Alors que l'opposition laïque poussait depuis deux ans à la dépénalisation de l'avortement, un accord est intervenu la semaine dernière au sein de la majorité, le CD&V obtenant que sorte également un avant-projet de loi reconnaissant le foetus lors d'une grossesse non aboutie, à partir de 140 jours.
La sortie de l'IVG du Code pénal a été qualifiée mardi de "réforme historique" par le chef de groupe MR David Clarinval. Rappelant que son parti restait attaché à la "liberté de conscience", il a dit, à titre personnel, être prêt à franchir un pas plus loin lors d'une prochaine législature. En attendant, il a appelé l'opposition à se joindre au texte de la majorité.

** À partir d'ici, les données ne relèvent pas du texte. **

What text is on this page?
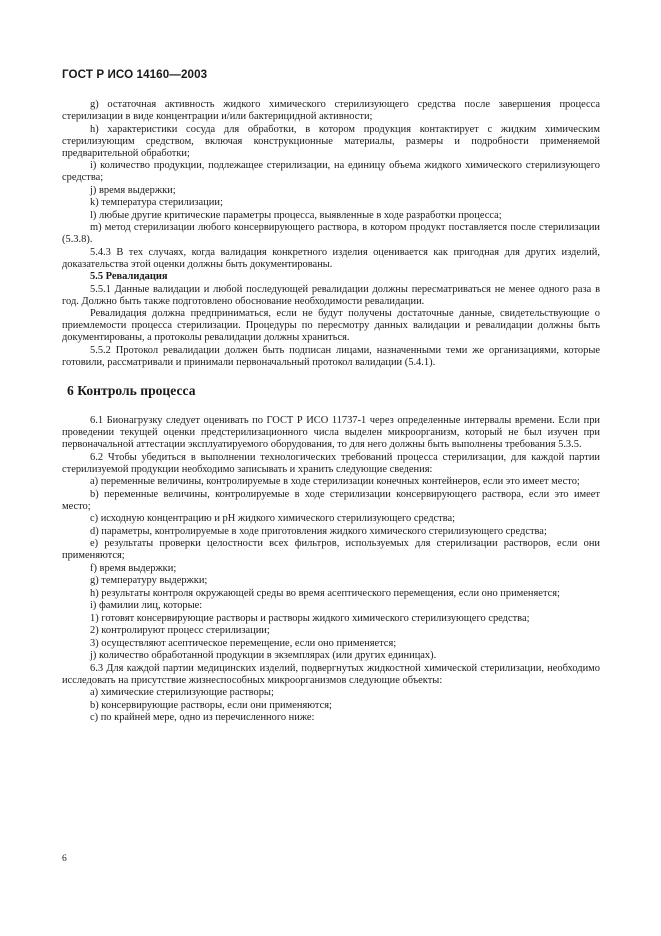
ГОСТ Р ИСО 14160—2003

g) остаточная активность жидкого химического стерилизующего средства после завершения процесса стерилизации в виде концентрации и/или бактерицидной активности;

h) характеристики сосуда для обработки, в котором продукция контактирует с жидким химическим стерилизующим средством, включая конструкционные материалы, размеры и подробности применяемой предварительной обработки;

i) количество продукции, подлежащее стерилизации, на единицу объема жидкого химического стерилизующего средства;

j) время выдержки;

k) температура стерилизации;

l) любые другие критические параметры процесса, выявленные в ходе разработки процесса;

m) метод стерилизации любого консервирующего раствора, в котором продукт поставляется после стерилизации (5.3.8).

5.4.3 В тех случаях, когда валидация конкретного изделия оценивается как пригодная для других изделий, доказательства этой оценки должны быть документированы.

5.5 Ревалидация

5.5.1 Данные валидации и любой последующей ревалидации должны пересматриваться не менее одного раза в год. Должно быть также подготовлено обоснование необходимости ревалидации.

Ревалидация должна предприниматься, если не будут получены достаточные данные, свидетельствующие о приемлемости процесса стерилизации. Процедуры по пересмотру данных валидации и ревалидации должны быть документированы, а протоколы ревалидации должны храниться.

5.5.2 Протокол ревалидации должен быть подписан лицами, назначенными теми же организациями, которые готовили, рассматривали и принимали первоначальный протокол валидации (5.4.1).

6 Контроль процесса

6.1 Бионагрузку следует оценивать по ГОСТ Р ИСО 11737-1 через определенные интервалы времени. Если при проведении текущей оценки предстерилизационного числа выделен микроорганизм, который не был изучен при первоначальной аттестации эксплуатируемого оборудования, то для него должны быть выполнены требования 5.3.5.

6.2 Чтобы убедиться в выполнении технологических требований процесса стерилизации, для каждой партии стерилизуемой продукции необходимо записывать и хранить следующие сведения:

a) переменные величины, контролируемые в ходе стерилизации конечных контейнеров, если это имеет место;

b) переменные величины, контролируемые в ходе стерилизации консервирующего раствора, если это имеет место;

c) исходную концентрацию и pH жидкого химического стерилизующего средства;

d) параметры, контролируемые в ходе приготовления жидкого химического стерилизующего средства;

e) результаты проверки целостности всех фильтров, используемых для стерилизации растворов, если они применяются;

f) время выдержки;

g) температуру выдержки;

h) результаты контроля окружающей среды во время асептического перемещения, если оно применяется;

i) фамилии лиц, которые:

1) готовят консервирующие растворы и растворы жидкого химического стерилизующего средства;

2) контролируют процесс стерилизации;

3) осуществляют асептическое перемещение, если оно применяется;

j) количество обработанной продукции в экземплярах (или других единицах).

6.3 Для каждой партии медицинских изделий, подвергнутых жидкостной химической стерилизации, необходимо исследовать на присутствие жизнеспособных микроорганизмов следующие объекты:

a) химические стерилизующие растворы;

b) консервирующие растворы, если они применяются;

c) по крайней мере, одно из перечисленного ниже:

6
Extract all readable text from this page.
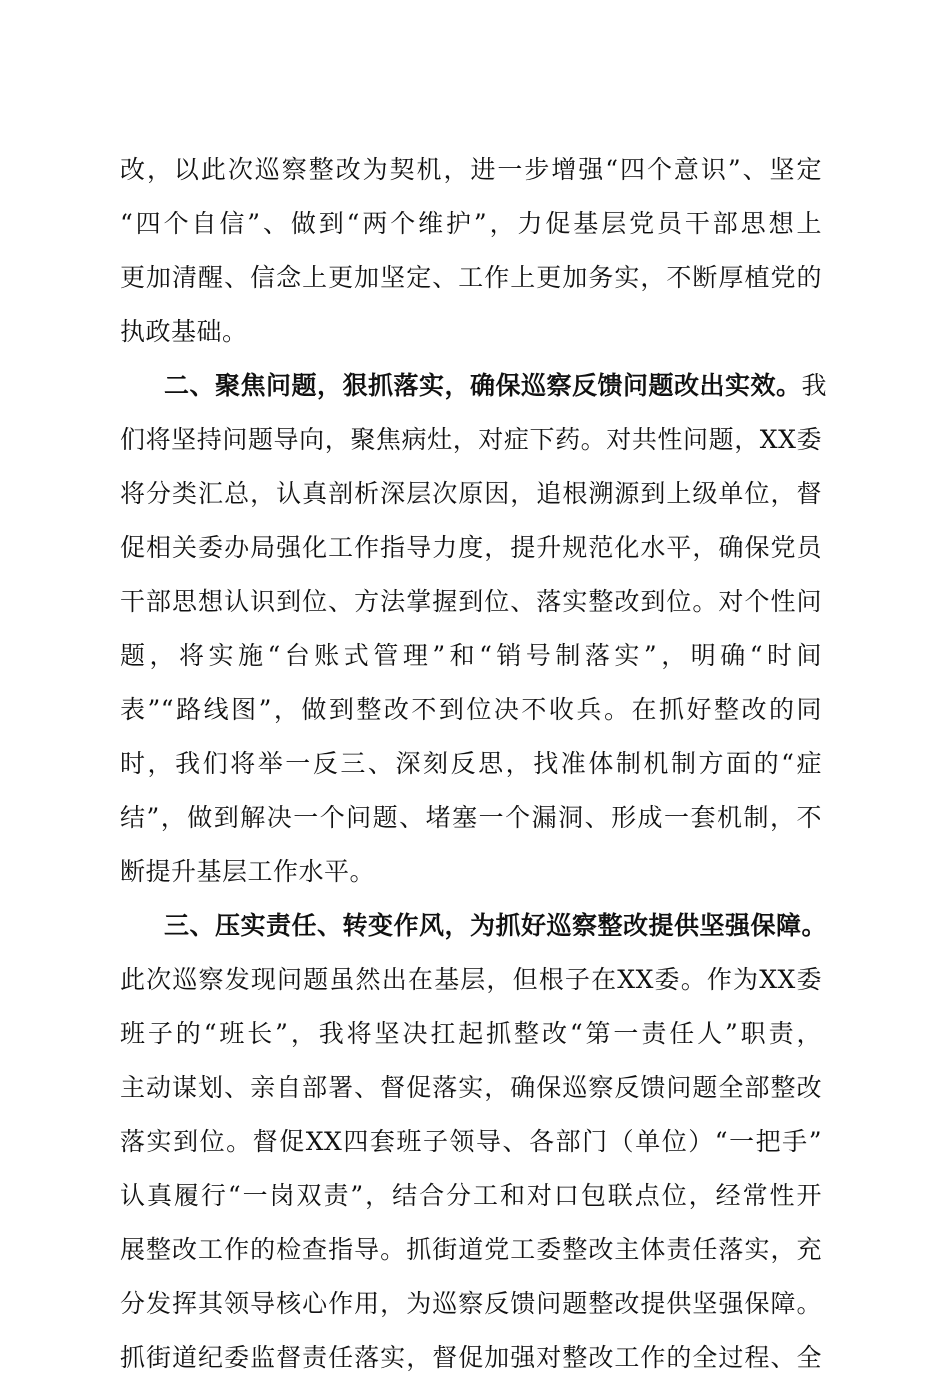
改，以此次巡察整改为契机，进一步增强“四个意识”、坚定
“四个自信”、做到“两个维护”，力促基层党员干部思想上
更加清醒、信念上更加坚定、工作上更加务实，不断厚植党的
执政基础。
二、聚焦问题，狠抓落实，确保巡察反馈问题改出实效。我
们将坚持问题导向，聚焦病灶，对症下药。对共性问题，XX委
将分类汇总，认真剖析深层次原因，追根溯源到上级单位，督
促相关委办局强化工作指导力度，提升规范化水平，确保党员
干部思想认识到位、方法掌握到位、落实整改到位。对个性问
题，将实施“台账式管理”和“销号制落实”，明确“时间
表”“路线图”，做到整改不到位决不收兵。在抓好整改的同
时，我们将举一反三、深刻反思，找准体制机制方面的“症
结”，做到解决一个问题、堵塞一个漏洞、形成一套机制，不
断提升基层工作水平。
三、压实责任、转变作风，为抓好巡察整改提供坚强保障。
此次巡察发现问题虽然出在基层，但根子在XX委。作为XX委
班子的“班长”，我将坚决扛起抓整改“第一责任人”职责，
主动谋划、亲自部署、督促落实，确保巡察反馈问题全部整改
落实到位。督促XX四套班子领导、各部门（单位）“一把手”
认真履行“一岗双责”，结合分工和对口包联点位，经常性开
展整改工作的检查指导。抓街道党工委整改主体责任落实，充
分发挥其领导核心作用，为巡察反馈问题整改提供坚强保障。
抓街道纪委监督责任落实，督促加强对整改工作的全过程、全
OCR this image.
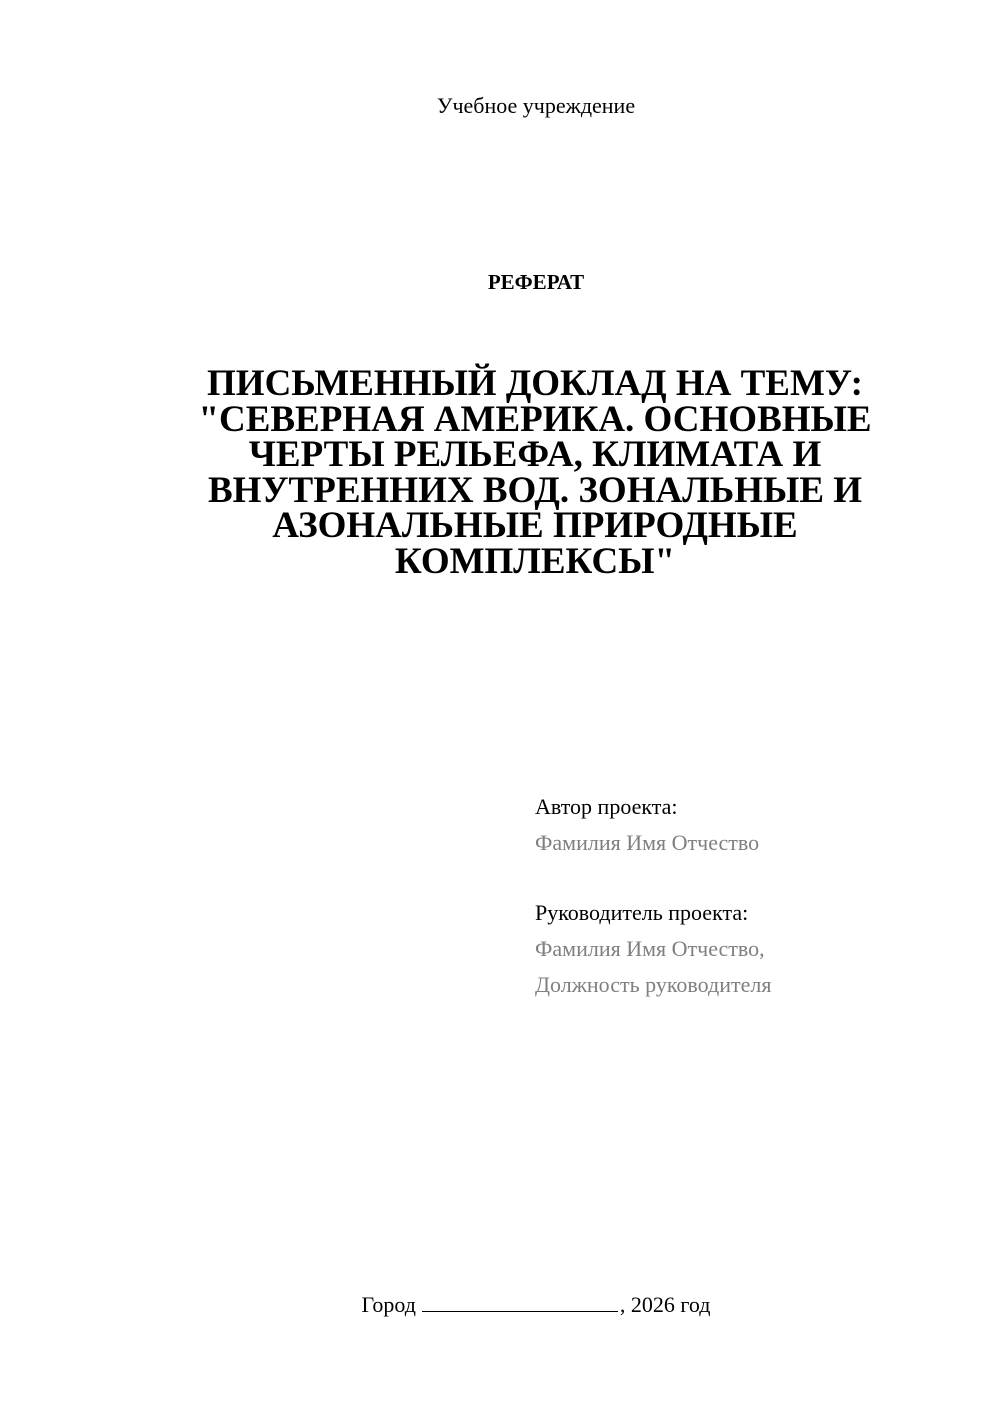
Учебное учреждение
РЕФЕРАТ
ПИСЬМЕННЫЙ ДОКЛАД НА ТЕМУ:
"СЕВЕРНАЯ АМЕРИКА. ОСНОВНЫЕ
ЧЕРТЫ РЕЛЬЕФА, КЛИМАТА И
ВНУТРЕННИХ ВОД. ЗОНАЛЬНЫЕ И
АЗОНАЛЬНЫЕ ПРИРОДНЫЕ
КОМПЛЕКСЫ"
Автор проекта:
Фамилия Имя Отчество
Руководитель проекта:
Фамилия Имя Отчество,
Должность руководителя
Город	, 2026 год
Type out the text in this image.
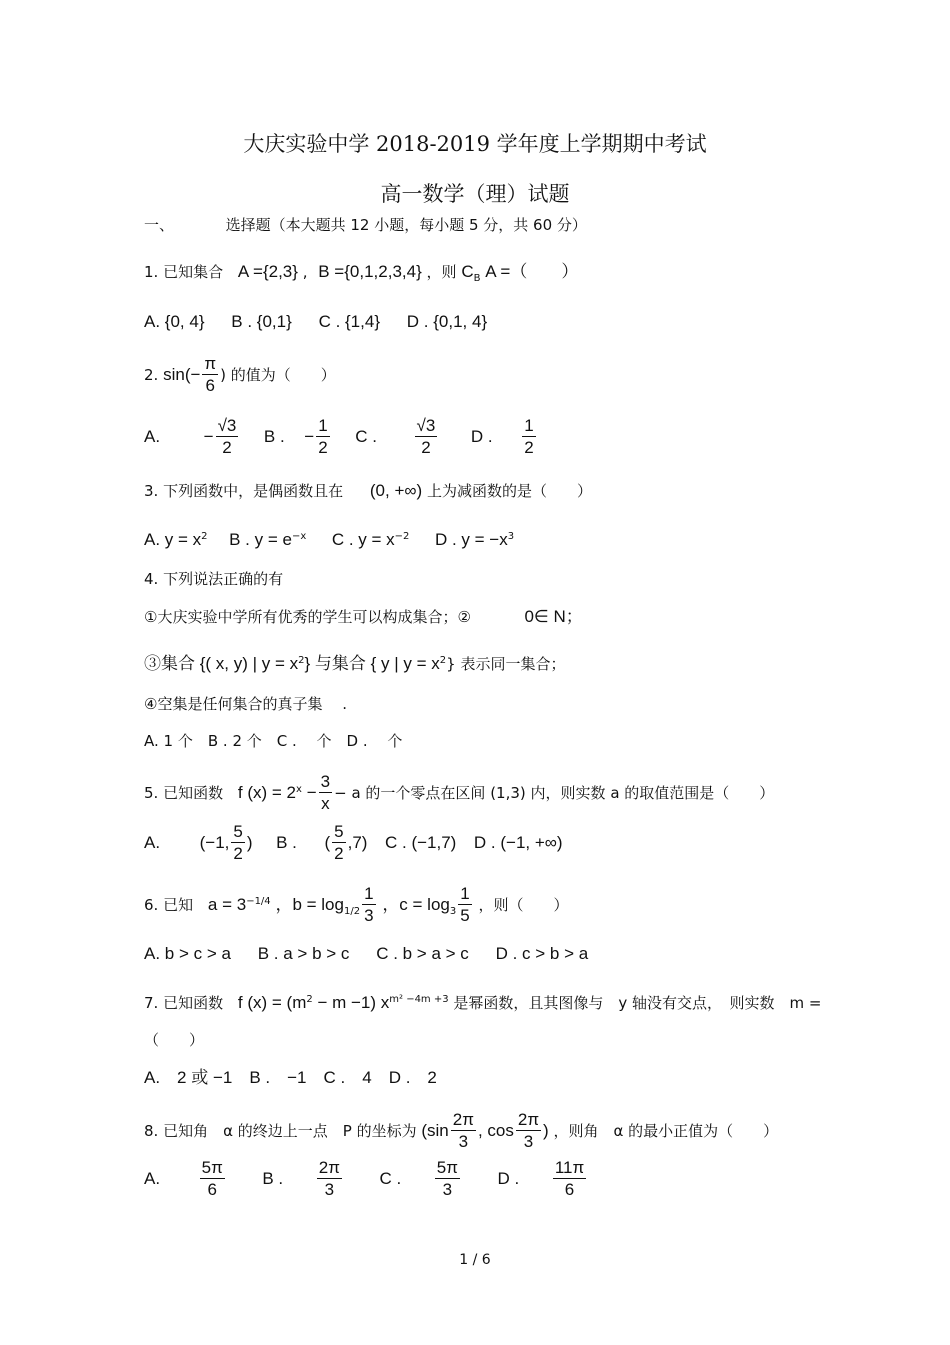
大庆实验中学 2018-2019 学年度上学期期中考试
高一数学（理）试题
一、	选择题（本大题共 12 小题，每小题 5 分，共 60 分）
1. 已知集合 A ={2,3} , B ={0,1,2,3,4} ，则 $C_B$ A =（　　）
A. {0, 4} B . {0,1} C . {1,4} D . {0,1, 4}
2. $\sin(- \frac{\pi}{6}$ ) 的值为（　　）
A.	− $\frac{√3}{2}$ B . − $\frac{1}{2}$ C . $\frac{√3}{2}$ D . $\frac{1}{2}$
3. 下列函数中，是偶函数且在 (0, +∞) 上为减函数的是（　　）
A. $y = x^2$ B . $y = e^{-x}$ C . $y = x^{-2}$ D . $y = -x^3$
4. 下列说法正确的有
①大庆实验中学所有优秀的学生可以构成集合；②	0∈ N；
③集合 {( x, y) | $y = x^2$} 与集合 { y | $y = x^2$} 表示同一集合；
④空集是任何集合的真子集　 .
A. 1 个　B . 2 个　C .　 个　D .　 个
5. 已知函数 f $(x) = 2^x - \frac{3}{x} - a$ 的一个零点在区间 (1,3) 内，则实数 a 的取值范围是（　　）
A. (−1, $\frac{5}{2}$ ) B . ( $\frac{5}{2} ,7$) C . (−1,7) D . (−1, +∞)
6. 已知 $a = 3^{-1/4}$ ，$b = \log_{1/2} \frac{1}{3}$ ，$c = \log_3 \frac{1}{5}$ ，则（　　）
A. b > c > a B . a > b > c C . b > a > c D . c > b > a
7. 已知函数 f $(x) = (m^2 - m -1)$ $x^{m^2 -4m +3}$ 是幂函数，且其图像与　y 轴没有交点，　则实数　m =
（　　）
A.　2 或 −1　B .　−1　C .　4　D .　2
8. 已知角　α 的终边上一点　P 的坐标为 ($\sin \frac{2\pi}{3}$ , $\cos \frac{2\pi}{3}$ ) ，则角　α 的最小正值为（　　）
A. $\frac{5\pi}{6}$ B . $\frac{2\pi}{3}$ C . $\frac{5\pi}{3}$ D . $\frac{11\pi}{6}$
1 / 6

L'opposition laïque a obtenu qu'un vote intervienne sur sa propre proposition de loi qu'elle estime la seule à dépénaliser l'IVG. S'interrogeant sur le "rôle du parlement", censé envoyer des signaux à la société, mais aujourd'hui pris en otage à la faveur d'un "marchandage" au sein de la majorité, elle a égratigné M. Clarinval qui s'en est remis au bon sens des magistrats pour ne pas pénaliser les femmes. Évoquant les critiques très fortes d'avocats comme Jean-Pierre Buyle (Avocats.be) ou Michèle Hirsch, elle s'est également adressée à la députée Carina Van Cauter (Open Vld) pour dénoncer "l'escroquerie inte llectuelle" opérée par la majorité.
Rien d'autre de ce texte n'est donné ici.